I am trying to understand the proof of lemma 3 in the paper "Algebraic cycles and the Hodge structure of a Kuga fiber variety" by B. Brent Gordon, available at http://www.ams.org/journals/tran/1993-336-02/S0002-9947-1993-1097167-2/S0002-9947-1993-1097167-2.pdf The main reason I'm interested in understanding the proof is that if I manage to generalize it I will be able to simplify the proof of one of the theorems in a paper I'm writing.

Let me first recall some of the notation used in that paper. The author sets $M$ to be the quotient of the upper half plane by $$\Gamma(N)=\ker (SL_2(\mathbb{Z})\to SL_2(\mathbb{Z}/n\mathbb{Z})),$$ then he sets $A^1$ to be the universal elliptic curve over $M$ and denotes the $k$-th fibered power of $A^1$ over $M$ as $A$. $M$ has a natural smooth compactification denoted as $\tilde M$. It is obtained by adding the cusp points; these correspond to the orbits of the action of $\Gamma(N)$ on $\mathbb{Q}$. The author takes an arbitrary smooth compactification $\tilde A$ of $A$ over $\tilde M$. The main object of study in the paper is the rational cohomology of $A$ and $\tilde A$.

The statement of Lemma 3 on p. 944 is

There is a natural realization of $\tilde H^{\langle 0,*\rangle}(A, \mathbb{Q})$ in $H^*(\tilde A,\mathbb{Q})$ which is generated by the classes of divisors on $\tilde A$ which are the closures in $\tilde A$ of divisors on $A_\eta$.

(Here $\tilde H^{\langle 0,b\rangle}(A, \mathbb{Q})$ denotes the $n^b$-eigenspace of the image of $H^b(\tilde A,\mathbb{Q})$ in $H^b(A,\mathbb{Q})$ under the map $H^b(A,\mathbb{Q})\to H^b(A,\mathbb{Q})$ induced by the fiberwise multiplication by some $n>1$.)
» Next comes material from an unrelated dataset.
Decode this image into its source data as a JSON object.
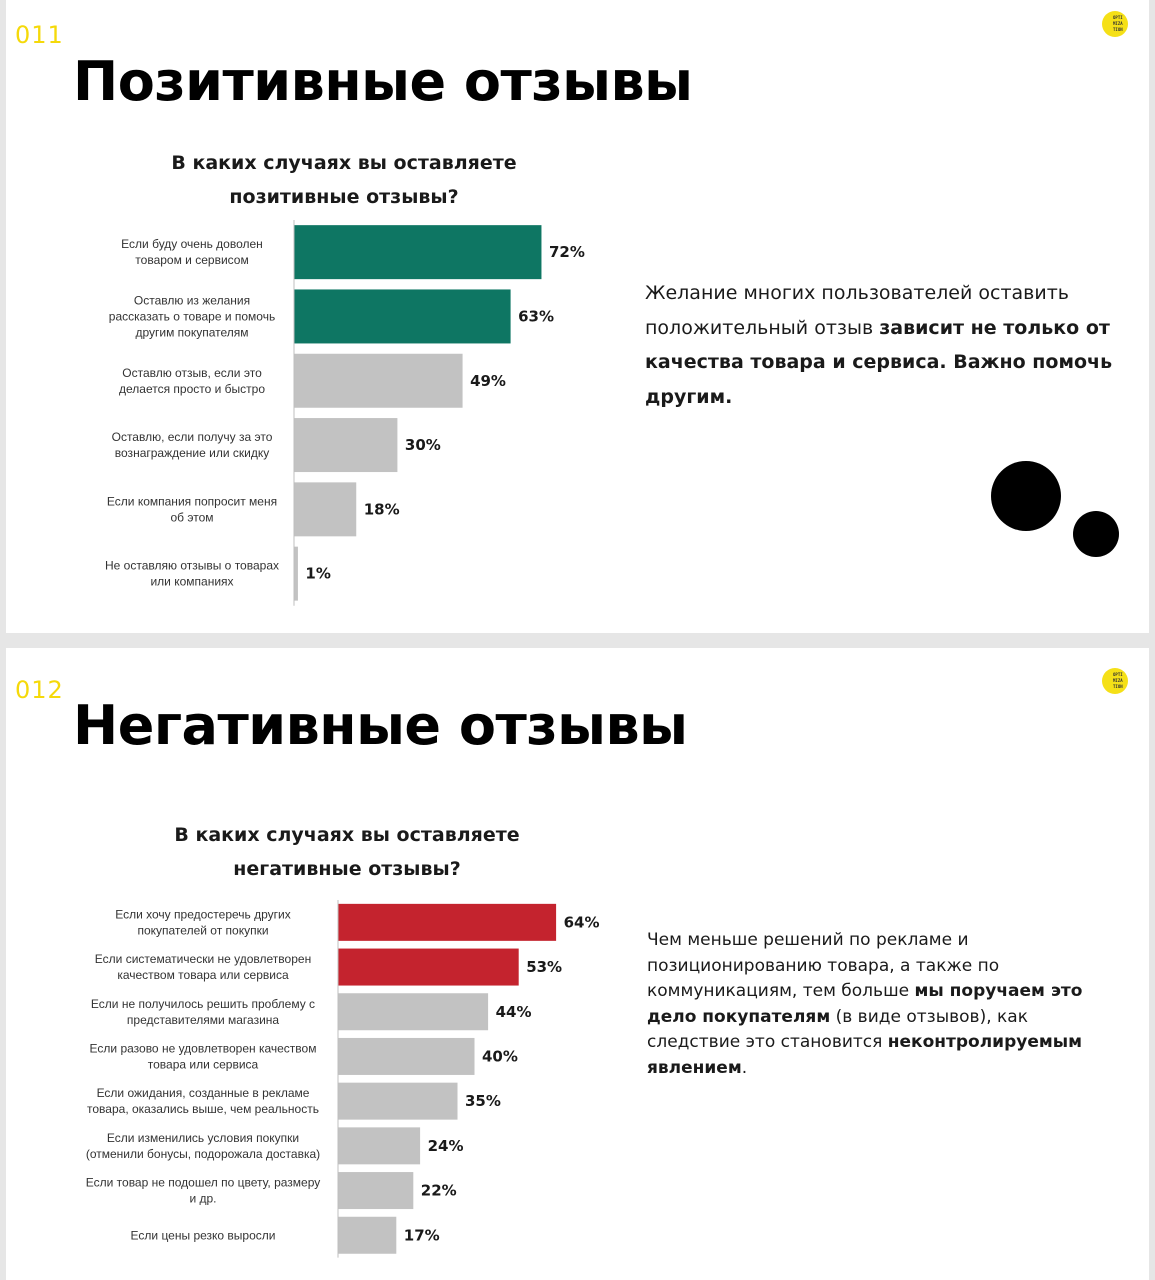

The proof goes as follows. Let $\eta\in M$ be a point that corresponds to an elliptic curve $E$ without complex multiplication and let $A_\eta$ be $p^{-1}(\eta)$ where $p:A\to M$ is the projection. Note that $A_\eta=E^k$. First the author identifies $\tilde H^{\langle 0,*\rangle}(A, \mathbb{Q})$ with $AH^*(A_\eta,\mathbb{Q})$, which is the subalgebra of $H^*(A_\eta,\mathbb{Q})$ generated by the Poincare duals of all the diagonals and of the divisors of the form $$E\times\cdots\times E\times\{pt\}\times E\times\cdots\times E\subset E^k.$$ Moreover, is has been shown previously in the paper that these divisors extend to divisors in $A$.

So far the argument is clear to me. What confuses me is the next step, which I interpret as follows: We take an element $x\in AH^*(A_\eta,\mathbb{Q})$ which we want to extend to $\tilde A$ and represent it as a linear combination of cycles: $x=\sum a_i c_i$ where $a_i\in\mathbb{Q}$ and $c_i$'s are subvarieties obtained by intersecting the above divisors. We then extend every $c_i$ to a cycle in $A$ and take its closure in $\tilde A$, which we denote as $\tilde c_i$. We then extend $x$ as $\sum a_i \tilde c_i$.

The problem is, the closure of a cycle which is homologous to 0 is not necessarily homologous to 0: take e.g. the closure of a line $\subset \mathbb{A}^2$ in $\mathbb{P}^2$. So my first question is

Question 1: Is there a reason that I'm missing why this procedure would take homologically trivial cycles to homologically trivial cycles?

Of course, one does not really need this to get a lifting: one can simply choose a basis in each $AH^b(A_\eta,\mathbb{Q})$ and lift it element-wise. But this would hardly qualify as "natural" as the result may depend on the choice of the basis.

Another way to lift $AH^*(A_\eta,\mathbb{Q})$ to $H^*(A,\mathbb{Q})$ is as follows. $H^b(\tilde A,\mathbb{Q})$ is a polarized pure Hodge structure and, as shown previously in the paper, $AH^b(A_\eta,\mathbb{Q})$ can be identified with the subspace of $H^b(A,\mathbb{Q})$ that consists of the classes that have the "right" weight, which is the image of $H^b(\tilde A,\mathbb{Q})$ in $H^b(A,\mathbb{Q})$. So one can lift $AH^b(A_\eta,\mathbb{Q})$ as the orthogonal complement of $\ker (H^b(\tilde A,\mathbb{Q})\to H^b(A,\mathbb{Q}))$. So my second question is

Question 2: Is there a reason that I'm missing why this procedure coinsides with the one described above?